Saturday 15th October – Tamborine Mountain Scarecrow Festival
I was nineteen when I began my journal, and I’ve now been keeping it, pretty consistently, for over eleven and a half years. I came across some of the old code from the first version of my journal today, and it got me thinking…
It’s quite a coincidence that I found out the Tamborine Mountain Scarecrow Festival was on this weekend—on Friday, in order to avoid doing some other things that were much more important, I decided I’d add a new journal entry to my journal. I noticed that I’d not added any entries for the entire month of June, 2009, so I had a quick look… and came across the photos I’d taken at the 2009 Tamborine Mountain Scarecrow Festival, and decided to edit them and put up a journal entry about it. Then, after I’d done that, I did a quick search online to see if they’d held a scarecrow festival this year—assuming it would have been back in June if they had—and found that it was on this very weekend.
We drove through the torrential rain, barely able to see, as lightning struck things all around us and the odd hail bounced noisily off the car. We considered, for a fleeting moment, stopping at one of the lookouts we were driving past—with a stunning view over where, before the storm, the Gold Coast had been—but as one got hit by lightning as we were driving past it, we decided it was best to make like our ancestors did in caveman days, and attempt to survive by taking shelter. We pulled off the road and attempted to hide under a group of trees—along with two other cars—until there was a lull in the storm, and then rushed, peering through the wind-driven rain—no doubt furiously angry because it wasn’t hail—smashing into the ineffective windscreen wipers, slowly onwards, racing against the hail and falling trees we felt sure were only moments behind… until we found a small, closed service station with just enough room to squeeze our car in, though not enough room for me to then get out.
After managing to get out the other side of the car, we watched the amazing storm as it battered everything around us, hail bouncing along happily and the wind shrieking around, knocking over scarecrows with gay abandon, interspersed with the occasional lightning to remind us that we were but very tiny, and almost certainly going to die; the eerily layered clouds rushing disturbingly fast overhead left little doubt that something very large was behind them, and that our flimsy service station was not going to be enough to hide.
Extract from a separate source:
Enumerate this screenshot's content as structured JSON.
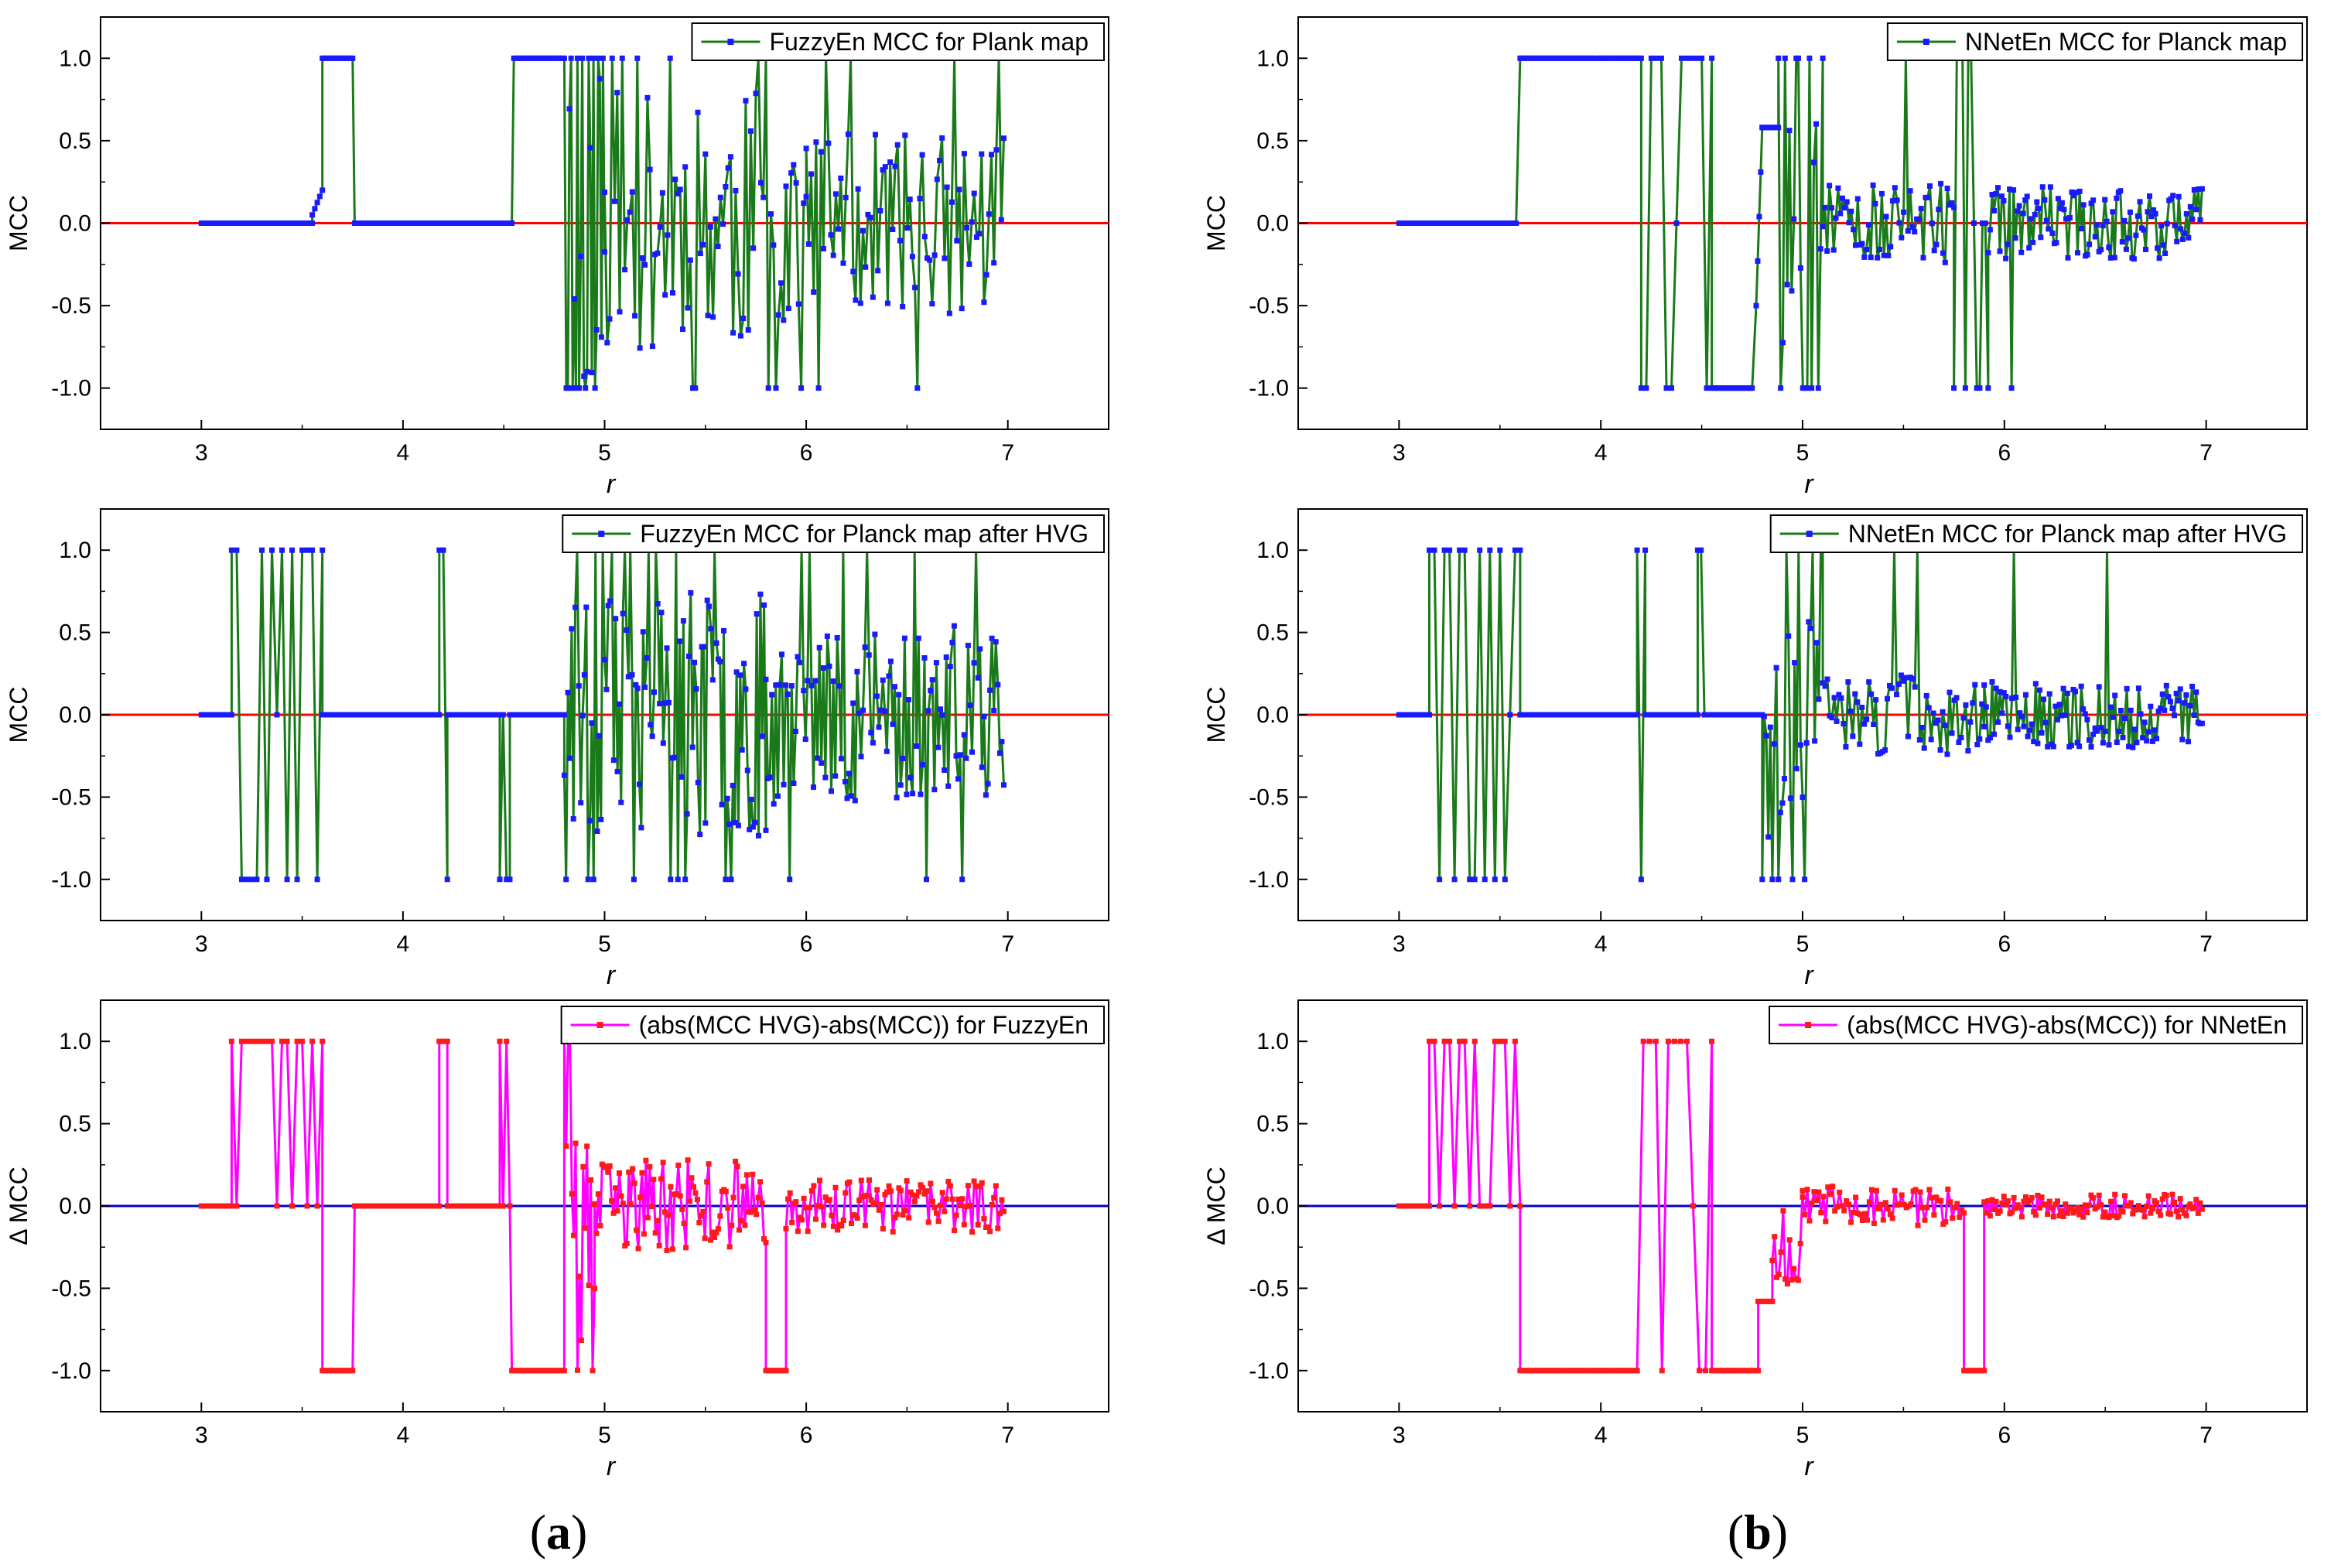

After snoozing in the back of my car for an hour, while Bronwen read her Kindle, the storm abated and we continued on our way, looking at a few more now-battered scarecrows and buying some celebratory hot chips, which we ate in the botanic gardens. Then, as dusk gathered, we drove home.
The morning started off normally—I even checked the weather warnings to make sure there weren’t any large storms trying to kill us all. Bronwen and I drove to Tamborine Mountain, through slightly cloudy—but otherwise quite fine—weather. We spent a good few hours driving around the “Scarecrow Trail” looking at, and taking photos of, the numerous scarecrows they’d set up for their Scarecrow Festival. I ate some corn chips and bought a bottle of Creaming Soda. Unlike the last time I came here for a scarecrow festival, back in 2009, the weather seemed quite nice… and then, rather suddenly, it became as dark as dusk and the sky was rent by lightning.